Noticed yesterday that the number of attempts field rolls over in the low triple digits,
caught it going from 103 to 11 over the course of a few hours.
WU has been done for a week. Bandwidth wasted. Points bleeding away. will be automatically discarded in three days.
Not fun being insulted by someone else's infinite loop, with no good outcome in sight.
Would be much less frustrating if we could:
-- get credit for the work as if the collection server wasn't FUBAR
-- manually redirect the finished work to somewhere it could be useful
-- have any useful option
-- etc.
Even better if the credit/redirection would happen automagically. [which attempt has probably sponsored our infinite loop]
Next time instead of trying to be useful and mention the fault,
it will be very tempting to delete the orphaned WU, stay silent and move on.
Re: Failed to connect to 171.64.65.104:80
Posted: Sat Jul 23, 2016 7:12 pm
by foldy
Same here:
19:04:30:WARNING:WU00:FS01:Exception: Failed to send results to work server: Failed to connect to 171.64.65.104:80
ping 171.64.65.104 is fine
Server Status says
48 171.64.65.104 vspg14b jadeshi GPU full Reject
Re: Failed to connect to 171.64.65.104:80
Posted: Sat Jul 23, 2016 9:46 pm
by bs_texas
tofuwombat wrote:
it will be very tempting to delete the orphaned WU, stay silent and move on.
I'd just like to this... if I knew how.
Re: Failed to connect to 171.64.65.104:80
Posted: Sat Jul 23, 2016 10:33 pm
by foldy
You can delete the hanging work unit.

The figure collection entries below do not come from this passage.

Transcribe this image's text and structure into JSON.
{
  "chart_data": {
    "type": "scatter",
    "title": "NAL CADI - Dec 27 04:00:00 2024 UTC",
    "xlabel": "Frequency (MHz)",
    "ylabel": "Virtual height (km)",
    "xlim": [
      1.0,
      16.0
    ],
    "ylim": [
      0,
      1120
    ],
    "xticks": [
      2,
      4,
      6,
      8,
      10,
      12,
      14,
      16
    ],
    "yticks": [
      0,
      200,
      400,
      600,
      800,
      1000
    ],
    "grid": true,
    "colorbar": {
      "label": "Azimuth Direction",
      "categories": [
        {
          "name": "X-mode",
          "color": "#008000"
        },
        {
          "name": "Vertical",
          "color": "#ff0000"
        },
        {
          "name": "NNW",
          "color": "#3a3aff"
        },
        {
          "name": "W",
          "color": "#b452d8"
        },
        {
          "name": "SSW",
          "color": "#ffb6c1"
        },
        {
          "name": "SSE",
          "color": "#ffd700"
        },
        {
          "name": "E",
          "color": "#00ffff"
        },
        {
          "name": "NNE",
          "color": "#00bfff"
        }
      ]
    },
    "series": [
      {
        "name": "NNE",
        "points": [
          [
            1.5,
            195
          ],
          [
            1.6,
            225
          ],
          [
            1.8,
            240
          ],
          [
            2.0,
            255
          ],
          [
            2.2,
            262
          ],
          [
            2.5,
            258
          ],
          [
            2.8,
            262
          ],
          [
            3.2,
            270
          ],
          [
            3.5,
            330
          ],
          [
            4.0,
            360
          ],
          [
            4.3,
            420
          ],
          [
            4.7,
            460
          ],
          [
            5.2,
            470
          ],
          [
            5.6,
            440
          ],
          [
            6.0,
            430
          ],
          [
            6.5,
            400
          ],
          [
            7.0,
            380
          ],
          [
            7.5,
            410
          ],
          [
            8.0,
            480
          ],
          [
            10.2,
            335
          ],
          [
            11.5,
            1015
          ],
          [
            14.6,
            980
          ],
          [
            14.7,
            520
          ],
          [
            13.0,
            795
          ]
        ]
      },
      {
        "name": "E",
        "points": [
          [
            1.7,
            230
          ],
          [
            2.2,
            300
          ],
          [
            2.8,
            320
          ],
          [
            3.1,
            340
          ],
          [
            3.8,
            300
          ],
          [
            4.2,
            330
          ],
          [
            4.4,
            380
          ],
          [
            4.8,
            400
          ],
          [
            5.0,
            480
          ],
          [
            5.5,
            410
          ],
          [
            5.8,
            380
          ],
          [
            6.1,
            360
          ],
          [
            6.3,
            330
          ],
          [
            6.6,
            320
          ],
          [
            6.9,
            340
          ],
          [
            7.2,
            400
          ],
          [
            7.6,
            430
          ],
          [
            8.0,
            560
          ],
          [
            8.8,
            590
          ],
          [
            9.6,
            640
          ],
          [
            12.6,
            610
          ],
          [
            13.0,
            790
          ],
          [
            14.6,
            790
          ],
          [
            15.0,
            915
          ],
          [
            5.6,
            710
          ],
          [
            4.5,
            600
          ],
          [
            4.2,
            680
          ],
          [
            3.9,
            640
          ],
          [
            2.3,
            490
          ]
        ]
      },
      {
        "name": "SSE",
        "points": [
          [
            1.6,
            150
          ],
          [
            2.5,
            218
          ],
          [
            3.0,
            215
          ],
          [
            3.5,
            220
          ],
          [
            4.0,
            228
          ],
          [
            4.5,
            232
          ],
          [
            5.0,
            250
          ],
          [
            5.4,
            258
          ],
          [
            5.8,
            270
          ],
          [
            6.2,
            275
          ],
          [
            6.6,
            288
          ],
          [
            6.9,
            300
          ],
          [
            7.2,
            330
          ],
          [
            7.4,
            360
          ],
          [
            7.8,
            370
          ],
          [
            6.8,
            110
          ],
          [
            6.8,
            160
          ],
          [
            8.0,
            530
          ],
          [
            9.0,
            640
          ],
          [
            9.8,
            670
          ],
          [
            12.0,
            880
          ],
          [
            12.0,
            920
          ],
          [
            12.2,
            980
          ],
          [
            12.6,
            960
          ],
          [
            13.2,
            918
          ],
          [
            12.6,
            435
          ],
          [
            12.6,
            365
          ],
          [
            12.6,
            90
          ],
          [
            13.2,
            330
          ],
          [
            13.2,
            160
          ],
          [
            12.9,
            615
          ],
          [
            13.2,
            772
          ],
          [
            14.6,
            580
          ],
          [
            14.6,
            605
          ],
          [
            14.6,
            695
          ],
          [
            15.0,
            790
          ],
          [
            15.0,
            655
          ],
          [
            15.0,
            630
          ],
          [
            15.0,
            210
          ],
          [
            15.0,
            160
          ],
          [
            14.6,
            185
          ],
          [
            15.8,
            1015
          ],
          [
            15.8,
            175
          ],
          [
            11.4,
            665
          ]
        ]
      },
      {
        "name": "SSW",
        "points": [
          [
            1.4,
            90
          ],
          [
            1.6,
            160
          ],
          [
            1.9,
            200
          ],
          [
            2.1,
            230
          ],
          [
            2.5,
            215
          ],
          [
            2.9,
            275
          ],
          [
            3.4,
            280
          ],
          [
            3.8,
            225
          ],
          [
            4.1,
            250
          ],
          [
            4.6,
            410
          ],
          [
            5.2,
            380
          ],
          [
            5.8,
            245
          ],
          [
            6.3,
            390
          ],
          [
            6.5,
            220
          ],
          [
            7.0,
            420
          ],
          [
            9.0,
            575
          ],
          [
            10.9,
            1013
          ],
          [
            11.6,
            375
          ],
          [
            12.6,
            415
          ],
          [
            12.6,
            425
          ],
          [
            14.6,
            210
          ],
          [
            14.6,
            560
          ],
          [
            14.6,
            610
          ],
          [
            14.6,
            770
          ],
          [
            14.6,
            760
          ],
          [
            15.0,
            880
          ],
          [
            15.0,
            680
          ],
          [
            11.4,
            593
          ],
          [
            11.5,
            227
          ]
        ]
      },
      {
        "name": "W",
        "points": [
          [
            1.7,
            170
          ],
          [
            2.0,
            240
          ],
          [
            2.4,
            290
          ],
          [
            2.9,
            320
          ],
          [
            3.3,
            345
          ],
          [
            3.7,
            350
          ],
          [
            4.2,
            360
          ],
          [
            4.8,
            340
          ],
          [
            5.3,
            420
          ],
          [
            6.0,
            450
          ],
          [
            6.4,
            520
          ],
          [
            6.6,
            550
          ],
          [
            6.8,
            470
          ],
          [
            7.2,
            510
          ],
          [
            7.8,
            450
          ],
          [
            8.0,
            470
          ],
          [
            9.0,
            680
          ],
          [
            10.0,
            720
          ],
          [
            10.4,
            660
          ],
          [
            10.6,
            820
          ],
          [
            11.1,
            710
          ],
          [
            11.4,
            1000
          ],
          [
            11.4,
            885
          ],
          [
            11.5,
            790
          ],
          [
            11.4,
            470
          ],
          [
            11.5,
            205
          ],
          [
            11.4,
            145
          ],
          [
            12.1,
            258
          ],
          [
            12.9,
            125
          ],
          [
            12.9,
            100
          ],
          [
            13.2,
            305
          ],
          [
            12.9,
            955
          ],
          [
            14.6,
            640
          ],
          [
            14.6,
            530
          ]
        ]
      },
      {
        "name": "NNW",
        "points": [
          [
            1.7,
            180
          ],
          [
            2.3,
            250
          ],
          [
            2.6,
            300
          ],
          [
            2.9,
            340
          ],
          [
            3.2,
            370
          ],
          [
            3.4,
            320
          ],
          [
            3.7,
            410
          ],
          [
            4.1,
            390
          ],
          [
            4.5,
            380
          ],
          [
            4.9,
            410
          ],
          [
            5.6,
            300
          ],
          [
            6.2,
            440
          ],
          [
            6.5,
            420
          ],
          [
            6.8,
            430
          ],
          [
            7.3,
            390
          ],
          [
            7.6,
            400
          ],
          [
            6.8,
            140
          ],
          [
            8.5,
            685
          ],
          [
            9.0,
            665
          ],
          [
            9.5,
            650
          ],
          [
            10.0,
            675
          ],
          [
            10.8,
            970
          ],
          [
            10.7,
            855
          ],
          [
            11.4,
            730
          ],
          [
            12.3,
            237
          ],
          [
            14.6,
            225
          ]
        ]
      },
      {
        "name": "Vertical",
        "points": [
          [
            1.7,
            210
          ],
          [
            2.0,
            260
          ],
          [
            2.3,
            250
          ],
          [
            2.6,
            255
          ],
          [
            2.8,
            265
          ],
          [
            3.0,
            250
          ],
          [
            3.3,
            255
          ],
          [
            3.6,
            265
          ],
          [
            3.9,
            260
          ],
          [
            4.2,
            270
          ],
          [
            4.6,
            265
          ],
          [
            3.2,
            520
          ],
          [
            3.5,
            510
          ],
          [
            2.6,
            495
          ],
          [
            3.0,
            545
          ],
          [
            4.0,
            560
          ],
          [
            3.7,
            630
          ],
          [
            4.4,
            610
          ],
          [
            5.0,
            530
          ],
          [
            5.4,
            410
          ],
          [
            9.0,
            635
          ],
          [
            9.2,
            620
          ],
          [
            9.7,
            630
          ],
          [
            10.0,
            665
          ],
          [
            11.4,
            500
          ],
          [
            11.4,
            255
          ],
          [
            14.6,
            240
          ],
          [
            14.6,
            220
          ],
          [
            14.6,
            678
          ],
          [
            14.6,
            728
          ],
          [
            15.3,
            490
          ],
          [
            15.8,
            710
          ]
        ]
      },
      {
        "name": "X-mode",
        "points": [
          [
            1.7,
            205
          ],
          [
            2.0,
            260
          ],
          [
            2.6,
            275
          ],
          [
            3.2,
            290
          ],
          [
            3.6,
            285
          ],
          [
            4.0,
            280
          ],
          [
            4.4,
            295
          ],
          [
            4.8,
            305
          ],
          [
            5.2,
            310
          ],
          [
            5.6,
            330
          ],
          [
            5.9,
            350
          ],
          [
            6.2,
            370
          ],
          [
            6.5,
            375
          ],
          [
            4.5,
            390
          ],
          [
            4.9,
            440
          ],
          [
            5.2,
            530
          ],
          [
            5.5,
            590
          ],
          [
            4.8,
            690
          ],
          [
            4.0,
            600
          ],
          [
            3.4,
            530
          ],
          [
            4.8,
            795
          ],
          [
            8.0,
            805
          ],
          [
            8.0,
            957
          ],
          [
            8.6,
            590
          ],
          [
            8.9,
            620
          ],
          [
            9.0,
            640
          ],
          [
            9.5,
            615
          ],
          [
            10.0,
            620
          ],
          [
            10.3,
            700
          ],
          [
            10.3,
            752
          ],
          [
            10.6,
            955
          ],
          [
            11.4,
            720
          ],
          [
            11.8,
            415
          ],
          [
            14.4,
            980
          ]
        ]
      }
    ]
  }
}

Here is a screenshot of my case.
https://postimg.org/image/ykelruplj/
1) First find the work unit number, in my case 00.
2) Then on Windows go to C:\ProgramData\FAHClient\work or %appdata%\FAHClient\work and on linux go to /var/lib/fahclient/work
3) Close folding@home client and then delete the work unit number folder, in my case 00.
4) Start folding@home client again.
Re: Failed to connect to 171.64.65.104:80
Posted: Sat Jul 23, 2016 10:47 pm
by bs_texas
^ hey thanks... But, but I had to search around and found it was actually in C:\Users\bs\AppData\Roaming\FAHClient\work.